In the region, only Tajikistan and Turkmenistan have not reported any infections, to the derision of observers who think it is unlikely that either country has escaped the coronavirus that has been ripping across the world since it appeared in central China in December. 

Armenia and Kazakhstan have been worst hit by the coronavirus, with 822 and 569 people infected by April 5, but Kyrgyzstan appears to be most vulnerable economically. Kyrgyz President Sooronbai Jeenbekov has already asked for emergency financial support from the IMF.

As for the intensified lockdowns, the Kazakh authorities have told people that they can only leave their homes every other day and in Azerbaijan people have to notify the police via an app or an SMS if they are going out onto the street.

In Armenia, where PM Nikol Pashinyan had only a few weeks ago said that the coronavirus could easily be beaten, the government has ordered all businesses, restaurants and cafes to close until at least April 10.

He has been criticised for holding referendum campaign rallies in March that may have contributed to the spread of the coronavirus.
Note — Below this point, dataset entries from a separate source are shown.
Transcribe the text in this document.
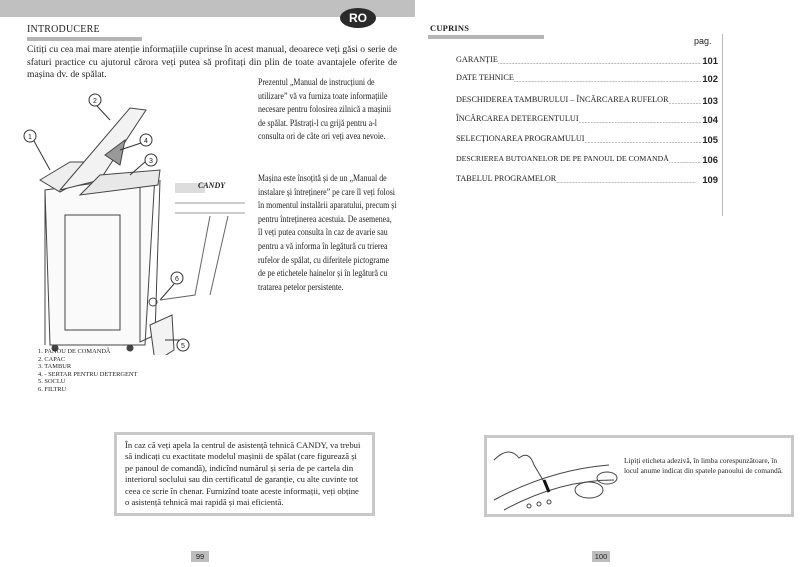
RO
INTRODUCERE
Citiți cu cea mai mare atenție informațiile cuprinse în acest manual, deoarece veți găsi o serie de sfaturi practice cu ajutorul cărora veți putea să profitați din plin de toate avantajele oferite de mașina dv. de spălat.
Prezentul „Manual de instrucțiuni de utilizare” vă va furniza toate informațiile necesare pentru folosirea zilnică a mașinii de spălat. Păstrați-l cu grijă pentru a-l consulta ori de câte ori veți avea nevoie.
Mașina este însoțită și de un „Manual de instalare și întreținere” pe care îl veți folosi în momentul instalării aparatului, precum și pentru întreținerea acestuia. De asemenea, îl veți putea consulta în caz de avarie sau pentru a vă informa în legătură cu trierea rufelor de spălat, cu diferitele pictograme de pe etichetele hainelor și în legătură cu tratarea petelor persistente.
1
2
3
4
5
6
CANDY
1. PANOU DE COMANDĂ
2. CAPAC
3. TAMBUR
4. - SERTAR PENTRU DETERGENT
5. SOCLU
6. FILTRU
În caz că veți apela la centrul de asistență tehnică CANDY, va trebui să indicați cu exactitate modelul mașinii de spălat (care figurează și pe panoul de comandă), indicînd numărul și seria de pe cartela din interiorul soclului sau din certificatul de garanție, cu alte cuvinte tot ceea ce scrie în chenar. Furnizînd toate aceste informații, veți obține o asistență tehnică mai rapidă și mai eficientă.
99
CUPRINS
pag.
GARANȚIE .....	101
DATE TEHNICE .....	102
DESCHIDEREA TAMBURULUI – ÎNCĂRCAREA RUFELOR .....	103
ÎNCĂRCAREA DETERGENTULUI .....	104
SELECȚIONAREA PROGRAMULUI .....	105
DESCRIEREA BUTOANELOR DE PE PANOUL DE COMANDĂ .....	106
TABELUL PROGRAMELOR .....	109

Lipiți eticheta adezivă, în limba corespunzătoare, în locul anume indicat din spatele panoului de comandă.

100
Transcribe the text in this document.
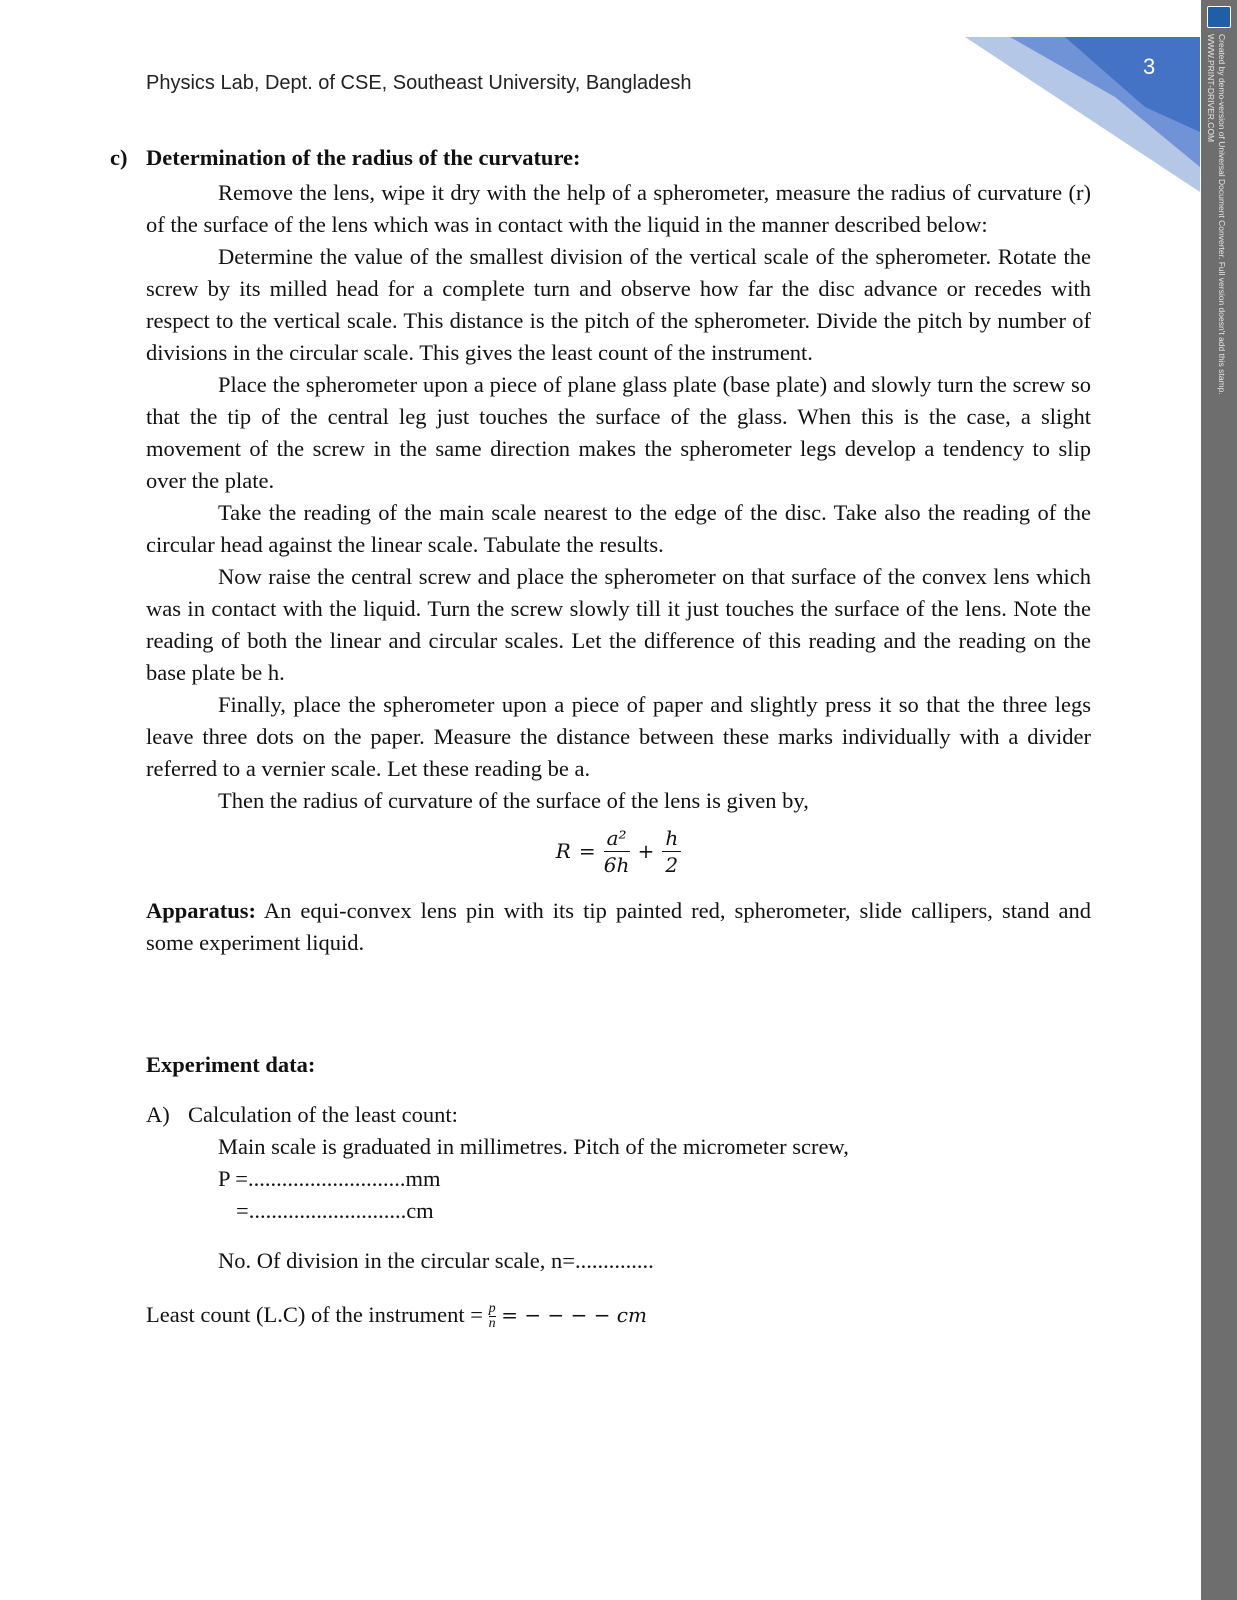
Physics Lab, Dept. of CSE, Southeast University, Bangladesh
3	Created by demo-version of Universal Document Converter. Full version doesn't add this stamp.
WWW.PRINT-DRIVER.COM
c) Determination of the radius of the curvature:

Remove the lens, wipe it dry with the help of a spherometer, measure the radius of curvature (r) of the surface of the lens which was in contact with the liquid in the manner described below:

Determine the value of the smallest division of the vertical scale of the spherometer. Rotate the screw by its milled head for a complete turn and observe how far the disc advance or recedes with respect to the vertical scale. This distance is the pitch of the spherometer. Divide the pitch by number of divisions in the circular scale. This gives the least count of the instrument.

Place the spherometer upon a piece of plane glass plate (base plate) and slowly turn the screw so that the tip of the central leg just touches the surface of the glass. When this is the case, a slight movement of the screw in the same direction makes the spherometer legs develop a tendency to slip over the plate.

Take the reading of the main scale nearest to the edge of the disc. Take also the reading of the circular head against the linear scale. Tabulate the results.

Now raise the central screw and place the spherometer on that surface of the convex lens which was in contact with the liquid. Turn the screw slowly till it just touches the surface of the lens. Note the reading of both the linear and circular scales. Let the difference of this reading and the reading on the base plate be h.

Finally, place the spherometer upon a piece of paper and slightly press it so that the three legs leave three dots on the paper. Measure the distance between these marks individually with a divider referred to a vernier scale. Let these reading be a.

Then the radius of curvature of the surface of the lens is given by,

$R = \frac{\text{a²}}{6h} + \frac{h}{2}$

Apparatus: An equi-convex lens pin with its tip painted red, spherometer, slide callipers, stand and some experiment liquid.

Experiment data:

A) Calculation of the least count:

Main scale is graduated in millimetres. Pitch of the micrometer screw,

P =............................mm

=............................cm

No. Of division in the circular scale, n=..............

Least count (L.C) of the instrument = $\frac{p}{n}$ = − − − − cm
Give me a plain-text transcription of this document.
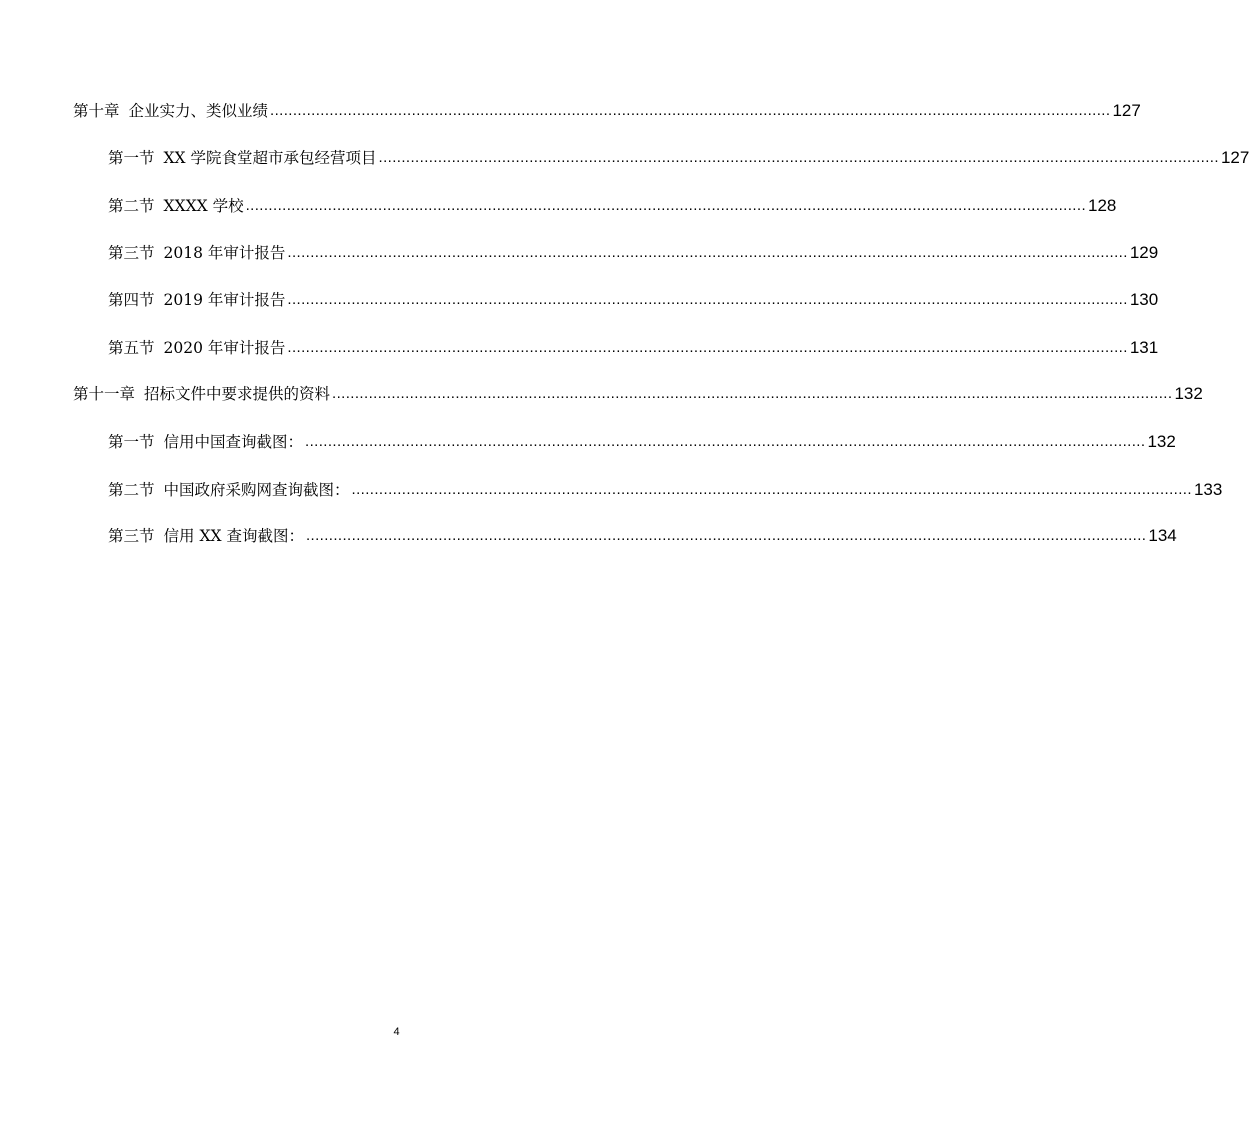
第十章 企业实力、类似业绩 ........................................................................................................................................................................................ 127
第一节 XX 学院食堂超市承包经营项目 ........................................................................................................................................................................................ 127
第二节 XXXX 学校 ........................................................................................................................................................................................ 128
第三节 2018 年审计报告 ........................................................................................................................................................................................ 129
第四节 2019 年审计报告 ........................................................................................................................................................................................ 130
第五节 2020 年审计报告 ........................................................................................................................................................................................ 131
第十一章 招标文件中要求提供的资料 ........................................................................................................................................................................................ 132
第一节 信用中国查询截图： ........................................................................................................................................................................................ 132
第二节 中国政府采购网查询截图： ........................................................................................................................................................................................ 133
第三节 信用 XX 查询截图： ........................................................................................................................................................................................ 134
4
“Compared to Azerbaijan and Georgia, our corona infection stats are higher. Am I the first to say that the reason for this is the referendum campaign?” said Samvel Grigoryan, a public health analyst. 

A referendum on the status of the country’s top judges had been set for April 5. This has now been postponed.

Armenia’s government has said that the rate of infection is slowing, but people told The Bulletin’s correspondent that they are worried.

“We need to obey,” said Margarita Aghayan, 56, who is confined to her two-room apartment in a Yerevan suburb with her husband, her daughter and granddaughter.

“I feel very scared. I feel horror. I am scared of the people who don’t take this seriously.”